Ecclesiastes is eternal because it has verified that there are no new vices, nor new hopes, that what has been done will be done again, and there will never be anything that has not already been done: in short, circumstances are different, but man is always the same, and always falls into the weaknesses of the past. The impression of change with time is illusory, since it is limited to external aspects of a permanent reality. Man is always man, and we can only expect him to be what he is.
Tag: behavior
The Revenge of the Common Man
What best characterizes modernity is the revenge of the common man on the man of genius. In all spheres, it is his interests that predominate; wherever one turns one’s eyes, it is his face that stands out. The victory is complete. And precisely from this stems the suffocation of culture and high aspirations, which now find an almost invincible hostility to germinate. The common man does not tolerate them, and knocks on doors as a missionary in order to indoctrinate. Perhaps never has it been so difficult and so necessary an effort to ignore him and not allow oneself to be contaminated.
There Is an Insurmountable Distance…
There is an insurmountable distance between the misanthrope and his time that reveals itself with each attempt to approach it. The misanthrope who opens a contemporary novel will hardly be able to finish it, since he will gradually be overcome by a feeling of repulsion that will force him to throw it away, if he does not want to submit himself to a torture from which he has nothing to gain. Whose fault is this? Certainly not the novelist’s, who more often than not is only fulfilling part of his obligation to the future by describing minutiae and particularities. But there is no solution! His work, at every step, at every scene, will arouse bad feelings that will eventually suffocate the unadapted animal, and he will have to abandon it, if possible forget it. The misanthrope is someone out of place in space and time.
Early Adulthood
Early adulthood is a critical phase because the young man is pressured to make decisions with long-lasting consequences without having made up his mind firmly enough, or, in some cases, without having the personality to take charge of the decisions made.

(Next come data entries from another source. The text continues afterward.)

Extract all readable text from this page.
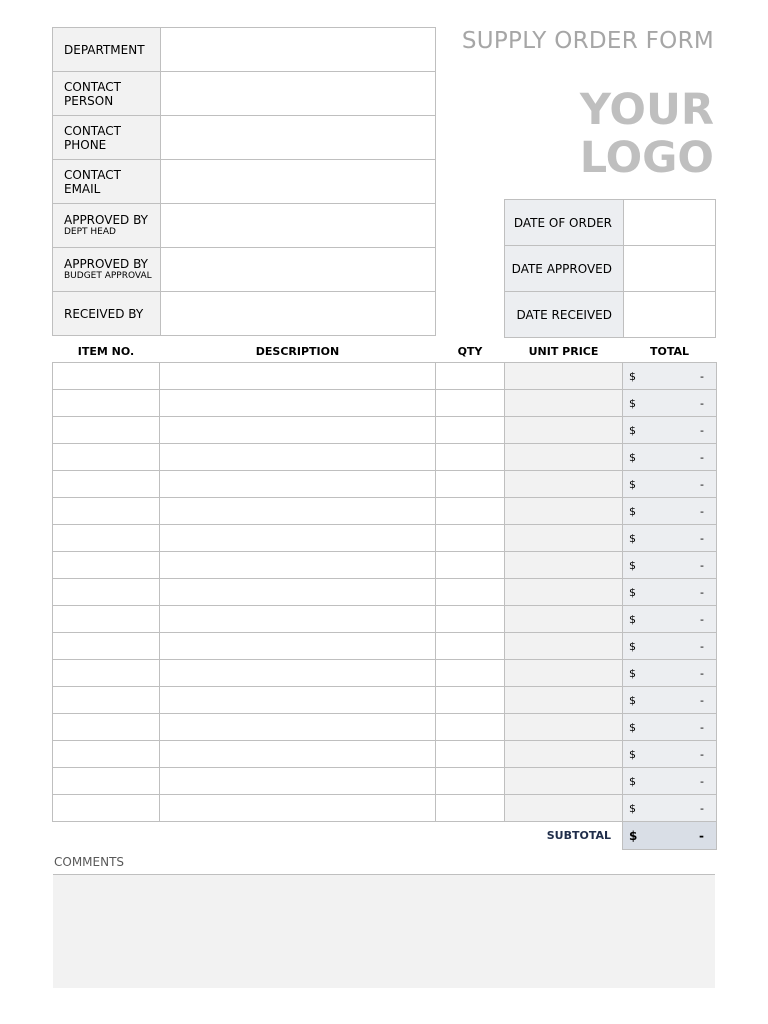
DEPARTMENT	
CONTACT PERSON	
CONTACT PHONE	
CONTACT EMAIL	
APPROVED BY
DEPT HEAD	

APPROVED BY
BUDGET APPROVAL	

RECEIVED BY	
SUPPLY ORDER FORM
YOUR
LOGO
DATE OF ORDER	
DATE APPROVED	
DATE RECEIVED	
ITEM NO.	DESCRIPTION	QTY	UNIT PRICE	TOTAL

				$ -

				$ -

				$ -

				$ -

				$ -

				$ -

				$ -

				$ -

				$ -

				$ -

				$ -

				$ -

				$ -

				$ -

				$ -

				$ -

				$ -

SUBTOTAL				$ -
COMMENTS
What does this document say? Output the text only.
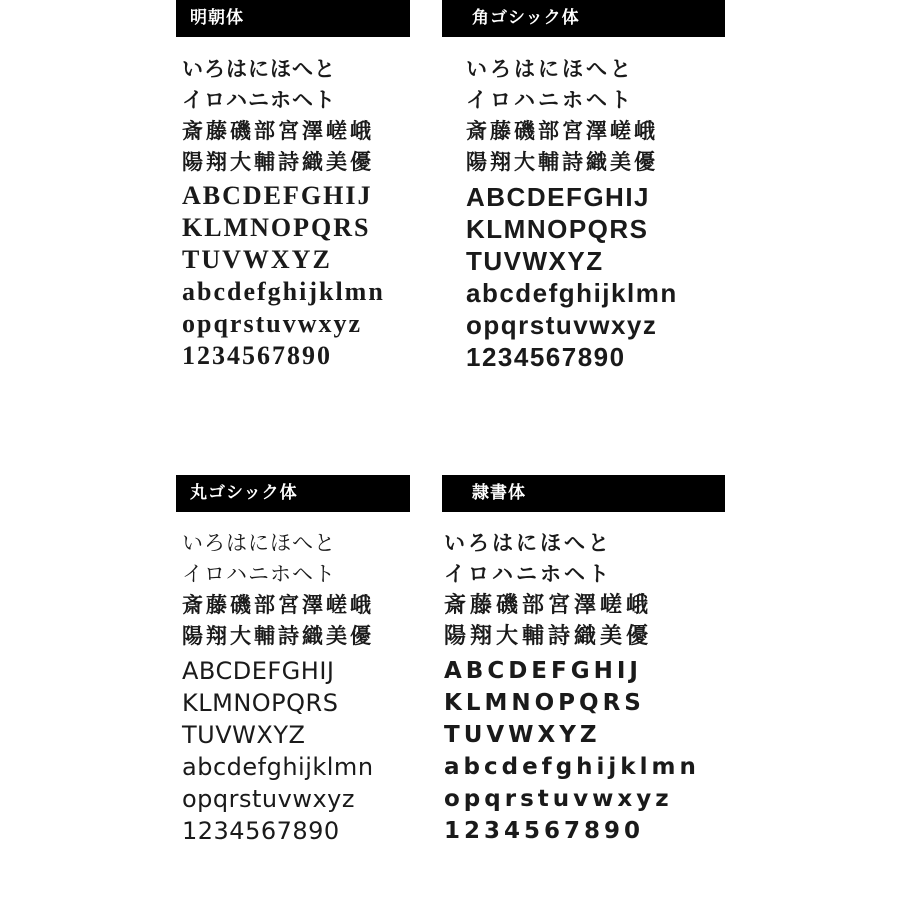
明朝体
いろはにほへと
イロハニホヘト
斎藤磯部宮澤嵯峨
陽翔大輔詩織美優
ABCDEFGHIJ
KLMNOPQRS
TUVWXYZ
abcdefghijklmn
opqrstuvwxyz
1234567890
角ゴシック体
いろはにほへと
イロハニホヘト
斎藤磯部宮澤嵯峨
陽翔大輔詩織美優
ABCDEFGHIJ
KLMNOPQRS
TUVWXYZ
abcdefghijklmn
opqrstuvwxyz
1234567890
丸ゴシック体
いろはにほへと
イロハニホヘト
斎藤磯部宮澤嵯峨
陽翔大輔詩織美優
ABCDEFGHIJ
KLMNOPQRS
TUVWXYZ
abcdefghijklmn
opqrstuvwxyz
1234567890
隷書体
いろはにほへと
イロハニホヘト
斎藤磯部宮澤嵯峨
陽翔大輔詩織美優
ABCDEFGHIJ
KLMNOPQRS
TUVWXYZ
abcdefghijklmn
opqrstuvwxyz
1234567890
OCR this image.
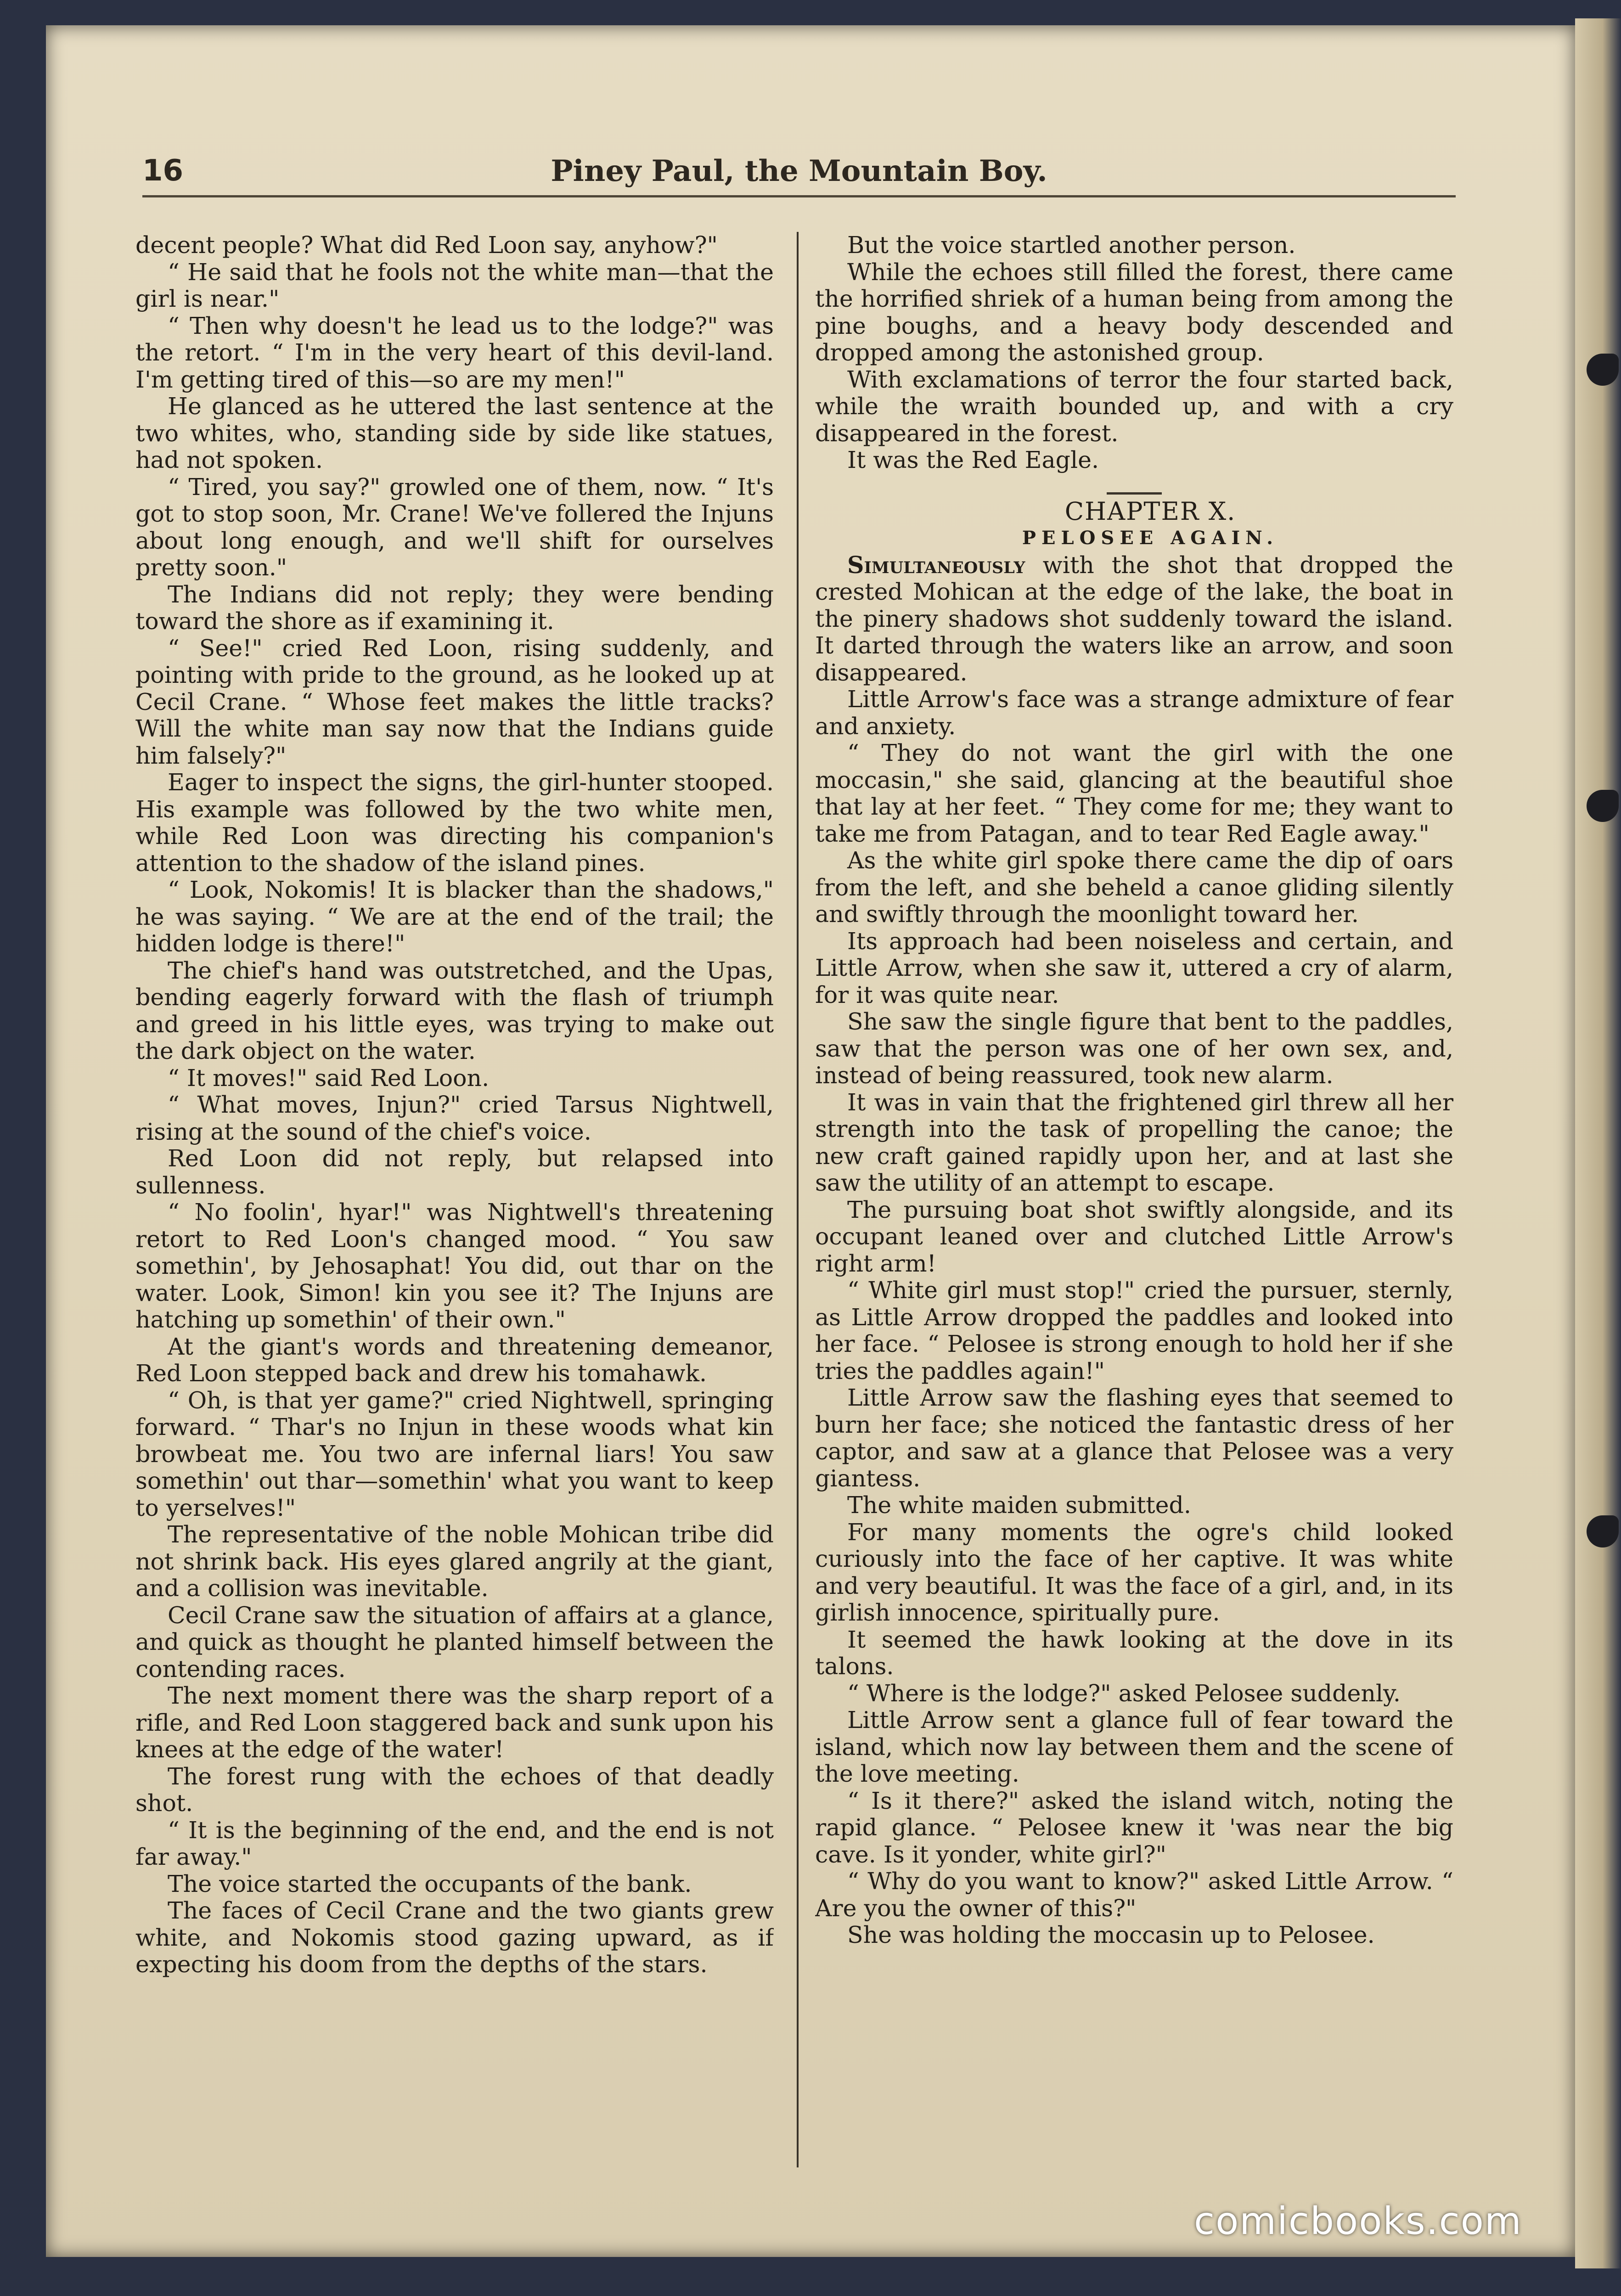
16	Piney Paul, the Mountain Boy.

decent people? What did Red Loon say, anyhow?"

“ He said that he fools not the white man—that the girl is near."

“ Then why doesn't he lead us to the lodge?" was the retort. “ I'm in the very heart of this devil-land. I'm getting tired of this—so are my men!"

He glanced as he uttered the last sentence at the two whites, who, standing side by side like statues, had not spoken.

“ Tired, you say?" growled one of them, now. “ It's got to stop soon, Mr. Crane! We've follered the Injuns about long enough, and we'll shift for ourselves pretty soon."

The Indians did not reply; they were bending toward the shore as if examining it.

“ See!" cried Red Loon, rising suddenly, and pointing with pride to the ground, as he looked up at Cecil Crane. “ Whose feet makes the little tracks? Will the white man say now that the Indians guide him falsely?"

Eager to inspect the signs, the girl-hunter stooped. His example was followed by the two white men, while Red Loon was directing his companion's attention to the shadow of the island pines.

“ Look, Nokomis! It is blacker than the shadows," he was saying. “ We are at the end of the trail; the hidden lodge is there!"

The chief's hand was outstretched, and the Upas, bending eagerly forward with the flash of triumph and greed in his little eyes, was trying to make out the dark object on the water.

“ It moves!" said Red Loon.

“ What moves, Injun?" cried Tarsus Nightwell, rising at the sound of the chief's voice.

Red Loon did not reply, but relapsed into sullenness.

“ No foolin', hyar!" was Nightwell's threatening retort to Red Loon's changed mood. “ You saw somethin', by Jehosaphat! You did, out thar on the water. Look, Simon! kin you see it? The Injuns are hatching up somethin' of their own."

At the giant's words and threatening demeanor, Red Loon stepped back and drew his tomahawk.

“ Oh, is that yer game?" cried Nightwell, springing forward. “ Thar's no Injun in these woods what kin browbeat me. You two are infernal liars! You saw somethin' out thar—somethin' what you want to keep to yerselves!"

The representative of the noble Mohican tribe did not shrink back. His eyes glared angrily at the giant, and a collision was inevitable.

Cecil Crane saw the situation of affairs at a glance, and quick as thought he planted himself between the contending races.

The next moment there was the sharp report of a rifle, and Red Loon staggered back and sunk upon his knees at the edge of the water!

The forest rung with the echoes of that deadly shot.

“ It is the beginning of the end, and the end is not far away."

The voice started the occupants of the bank.

The faces of Cecil Crane and the two giants grew white, and Nokomis stood gazing upward, as if expecting his doom from the depths of the stars.

But the voice startled another person.

While the echoes still filled the forest, there came the horrified shriek of a human being from among the pine boughs, and a heavy body descended and dropped among the astonished group.

With exclamations of terror the four started back, while the wraith bounded up, and with a cry disappeared in the forest.

It was the Red Eagle.

CHAPTER X.

PELOSEE AGAIN.

Simultaneously with the shot that dropped the crested Mohican at the edge of the lake, the boat in the pinery shadows shot suddenly toward the island. It darted through the waters like an arrow, and soon disappeared.

Little Arrow's face was a strange admixture of fear and anxiety.

“ They do not want the girl with the one moccasin," she said, glancing at the beautiful shoe that lay at her feet. “ They come for me; they want to take me from Patagan, and to tear Red Eagle away."

As the white girl spoke there came the dip of oars from the left, and she beheld a canoe gliding silently and swiftly through the moonlight toward her.

Its approach had been noiseless and certain, and Little Arrow, when she saw it, uttered a cry of alarm, for it was quite near.

She saw the single figure that bent to the paddles, saw that the person was one of her own sex, and, instead of being reassured, took new alarm.

It was in vain that the frightened girl threw all her strength into the task of propelling the canoe; the new craft gained rapidly upon her, and at last she saw the utility of an attempt to escape.

The pursuing boat shot swiftly alongside, and its occupant leaned over and clutched Little Arrow's right arm!

“ White girl must stop!" cried the pursuer, sternly, as Little Arrow dropped the paddles and looked into her face. “ Pelosee is strong enough to hold her if she tries the paddles again!"

Little Arrow saw the flashing eyes that seemed to burn her face; she noticed the fantastic dress of her captor, and saw at a glance that Pelosee was a very giantess.

The white maiden submitted.

For many moments the ogre's child looked curiously into the face of her captive. It was white and very beautiful. It was the face of a girl, and, in its girlish innocence, spiritually pure.

It seemed the hawk looking at the dove in its talons.

“ Where is the lodge?" asked Pelosee suddenly.

Little Arrow sent a glance full of fear toward the island, which now lay between them and the scene of the love meeting.

“ Is it there?" asked the island witch, noting the rapid glance. “ Pelosee knew it 'was near the big cave. Is it yonder, white girl?"

“ Why do you want to know?" asked Little Arrow. “ Are you the owner of this?"

She was holding the moccasin up to Pelosee.

comicbooks.com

Added to this is the frequent case of financial dependence, which ends up leading to submission to advice and opinions. Thus, he almost always gives in to the supposed “wisdom of the elders”, when in truth this is only useful to him as long as it is in conformity with what he truly wants for himself. Otherwise, such advice will only be the push into the abyss that will cause him the most severe regret he has ever experienced—regret, however, necessary for him to mature, and realize that only a life in which the consequences suffered are the fruit of personal choices is worth living. The amusing thing, in short, is that in most cases a few more years would be enough for decisions to be made in a more sensible way; but no, for some reason they have to be made hastily, perhaps because the mistake itself is fundamental.